By Anastasia Prikhodko, Account Director
Australia arrived at an inflection point in the first quarter of this year. Renewables supplied 46.5% of electricity while coal fell to its lowest quarterly share on record. Batteries have also become a fixture of the grid, absorbing excess solar generation and releasing it when demand is high.
The structural change matters well beyond Australia’s own borders. Wood Mackenzie’s latest Asia Pacific power outlook found that the region added an extra 600 TWh of electricity demand in 2025 alone – driven by data centre installations and strong industrial growth – with China consuming more than 10 PWh of electricity for the first time in history. Nearly 500 GW of wind and solar were built across APAC in 2025 and with Australia’s own target of 82% renewable energy by 2030, the nation is well placed to be a close and credible partner in what comes next.
Ambition versus execution
At the Australian High Commission in Singapore earlier this month, Climate Change Authority Chair Matt Kean reinforced the strength of the partnership and also the need for urgency. He cited government analysis estimating the region needs AU$3 trillion in infrastructure investment — and a similar sum again for the green transition. Bloomberg projects nine gigawatts of new solar capacity across Southeast Asia this year alone, with cumulative deployment expected to reach 133 gigawatts over the coming decade at a cost of around AU$123 billion.

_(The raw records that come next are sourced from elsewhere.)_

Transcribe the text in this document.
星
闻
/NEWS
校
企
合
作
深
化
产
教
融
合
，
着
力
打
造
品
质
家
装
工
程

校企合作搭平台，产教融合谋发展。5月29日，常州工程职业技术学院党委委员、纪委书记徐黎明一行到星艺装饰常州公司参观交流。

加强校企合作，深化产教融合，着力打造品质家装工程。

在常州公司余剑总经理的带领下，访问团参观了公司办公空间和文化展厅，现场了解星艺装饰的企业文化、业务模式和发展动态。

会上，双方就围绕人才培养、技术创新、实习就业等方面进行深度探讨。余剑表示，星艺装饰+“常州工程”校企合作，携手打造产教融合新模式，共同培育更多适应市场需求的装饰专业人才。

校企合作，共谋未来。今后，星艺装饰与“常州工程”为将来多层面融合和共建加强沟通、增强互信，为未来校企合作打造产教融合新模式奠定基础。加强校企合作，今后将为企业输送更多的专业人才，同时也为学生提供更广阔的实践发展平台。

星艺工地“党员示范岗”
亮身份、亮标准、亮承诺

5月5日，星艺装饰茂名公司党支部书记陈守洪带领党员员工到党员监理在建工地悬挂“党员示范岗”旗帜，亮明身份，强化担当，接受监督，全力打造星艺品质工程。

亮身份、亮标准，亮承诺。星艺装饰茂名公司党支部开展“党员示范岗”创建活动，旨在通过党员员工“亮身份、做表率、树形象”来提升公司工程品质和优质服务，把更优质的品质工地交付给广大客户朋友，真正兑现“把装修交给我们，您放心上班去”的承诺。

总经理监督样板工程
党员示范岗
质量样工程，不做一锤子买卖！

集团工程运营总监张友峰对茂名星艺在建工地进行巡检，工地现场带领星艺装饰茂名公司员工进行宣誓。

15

The capital is there. Mobilising it is the challenge. Southeast Asia’s Green Economy Report 2026 found that while the region has announced US$540 billion in green power and EV capital expenditure through to 2030, only around US$315 billion is on a credible path to deployment. Global instability has made governments cautious, pushing energy security and affordability ahead of green investment on the priority list and stalling projects. That said, S&P Global notes that APAC countries are holding their renewable momentum into 2026 – perhaps a sign that the underlying investment case remains intact.
The partnerships doing the work
Australia’s renewable resources – solar, wind, and land – have long marked it as a potential clean energy powerhouse. What has changed is the pace of uptake, with policy momentum and growing demand for green commodities driving the transition. Australia is an important partner in Southeast Asia’s energy transition, with formal frameworks such as the Singapore–Australia Green Economic Agreement and the ASEAN–Australia Comprehensive Strategic Partnership creating pathways for technology transfer, clean energy investment, and deeper regional cooperation.
CSIRO is one such partnership in action. Australia’s national science agency works directly with energy ministries, market operators, and research partners across Indonesia, Thailand, Malaysia, and Vietnam to support electricity system and network planning.
What comes next?
In long-term energy partnerships, trust is built on consistency. Australia’s transition offers a case study in what grid transformation at scale requires – commercially, politically, and how it is communicated. Governments must clearly articulate what the transition means for energy security and affordability, while companies must ensure their positioning is coherent across jurisdictions.
Globally, renewable capacity is set to more than double by 2030, with solar driving nearly 80% of that growth according to the International Energy Agency. In APAC, 2026 is shaping up to be a year of market maturation and regulatory reform – work that determines whether momentum converts into lasting change. The important question now is whether the partnerships, capital, and policy frameworks are in place to convert Australia’s momentum into Southeast Asia’s own transition – and whether the decisions being made right now are equal to that task.